Translation of these instruments followed a standardized five-step procedure for translation of instruments for use in transcultural research [18]. The PANSS, HAM-D, and Epilepsy-9 were administered by trained clinicians. The other instruments were administered by trained research assistants.
The primary outcomes for the study were the two disorder-specific clinical outcomes (i.e., PANSS score for psychosis and recent seizure for epilepsy) and associated functional impairment (i.e., WHODAS score). All other domains are considered secondary outcomes. Each measure was administered at baseline and at 12 months follow-up.
Analysis
We compared baseline characteristics of the study arms using χ2 tests for categorical data and an independent samples t-test for the single sample characteristic with continuous data, age of patient. To evaluate each clinical and functional outcome for the full cohort, we conducted a paired T-test for scaled outcomes, which compared baseline and endpoint scores on each measure for all patients. We evaluated the disorder-specific clinical outcome for epilepsy (i.e. recent seizures), using McNemar’s exact χ2 for binomial paired data, which compared the proportion of patients with a recent seizure at baseline to that at endpoint. Analyses were carried out on a per protocol basis.
Differences in clinical and functional outcomes across treatment arms were assessed using an analysis of covariance for each outcome. We set the treatment group as a fixed-effect exposure and baseline score as a covariate, with the patient’s score at endpoint as the outcome. For measures that did not meet Levene’s test for equality of variance, we used a logarithmic transformation to account for heteroscedasticity [19]. We compared the reduction in risk of the dichotomous outcome for epilepsy seizure across treatment arms through logistic regression. Again, treatment arm was set as a fixed-effect exposure and recent seizure at baseline as covariate, with recent seizure at endpoint as the outcome.

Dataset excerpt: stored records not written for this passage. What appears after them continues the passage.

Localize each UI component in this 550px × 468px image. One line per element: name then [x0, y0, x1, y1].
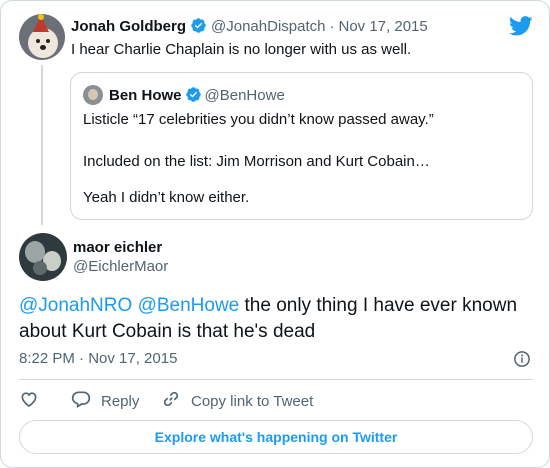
parent-author-handle[interactable]: @JonahDispatch	[211, 18, 325, 35]
main-tweet-text: @JonahNRO @BenHowe the only thing I have…	[19, 293, 519, 345]
parent-author-name[interactable]: Jonah Goldberg	[71, 18, 186, 35]
quoted-author-handle: @BenHowe	[204, 87, 285, 104]
parent-tweet-text: I hear Charlie Chaplain is no longer wit…	[71, 41, 412, 58]
mention-link[interactable]: @BenHowe	[138, 295, 240, 316]
quoted-tweet[interactable]: Ben Howe @BenHowe Listicle “17 celebritie…	[70, 72, 533, 220]
divider	[19, 379, 533, 380]
verified-badge-icon	[190, 17, 207, 39]
parent-tweet-header: Jonah Goldberg @JonahDispatch · Nov 17, 201…	[71, 17, 432, 39]
thread-connector-line	[41, 65, 43, 225]
embedded-tweet-card: Jonah Goldberg @JonahDispatch · Nov 17, 201…	[0, 0, 550, 468]
info-icon[interactable]	[513, 350, 531, 368]
quoted-author-name: Ben Howe	[109, 87, 182, 104]
explore-twitter-button[interactable]: Explore what's happening on Twitter	[19, 420, 533, 454]
twitter-bird-icon[interactable]	[508, 16, 533, 36]
reply-icon	[71, 389, 101, 413]
header-separator: ·	[329, 18, 335, 35]
like-button[interactable]	[19, 389, 49, 413]
link-icon	[161, 389, 191, 413]
quoted-tweet-line: Listicle “17 celebrities you didn’t know…	[83, 111, 434, 128]
copy-link-label: Copy link to Tweet	[191, 392, 314, 410]
main-author-handle[interactable]: @EichlerMaor	[73, 258, 168, 275]
main-author-name[interactable]: maor eichler	[73, 239, 162, 256]
heart-icon	[19, 389, 49, 413]
reply-label: Reply	[101, 392, 140, 410]
mention-link[interactable]: @JonahNRO	[19, 295, 132, 316]
ben-howe-avatar	[83, 85, 103, 105]
jonah-goldberg-avatar[interactable]	[19, 14, 65, 60]
quoted-tweet-header: Ben Howe @BenHowe	[109, 86, 288, 108]
maor-eichler-avatar[interactable]	[19, 233, 67, 281]
copy-link-button[interactable]: Copy link to Tweet	[161, 389, 313, 413]
quoted-tweet-line: Included on the list: Jim Morrison and K…	[83, 153, 430, 170]
parent-tweet-date[interactable]: Nov 17, 2015	[338, 18, 427, 35]
verified-badge-icon	[185, 86, 202, 108]
tweet-timestamp[interactable]: 8:22 PM · Nov 17, 2015	[19, 350, 177, 367]
quoted-tweet-line: Yeah I didn’t know either.	[83, 189, 250, 206]
reply-button[interactable]: Reply	[71, 389, 139, 413]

Upon reviewing the data for the cohort, there were outliers in the distribution of change scores for multiple scaled measures, indicating the possibility of an underlying non-normal distribution of outcomes. We determined post hoc to use the nonparametric equivalent of the paired T-test, the Wilcoxon Signed-Rank Test, when comparing baseline and end point scores for each measure. It was not necessary to select a nonparametric method for analysis between treatment arms despite the presence of outliers since ANCOVA has demonstrated to be robust against violations of non-normality [20].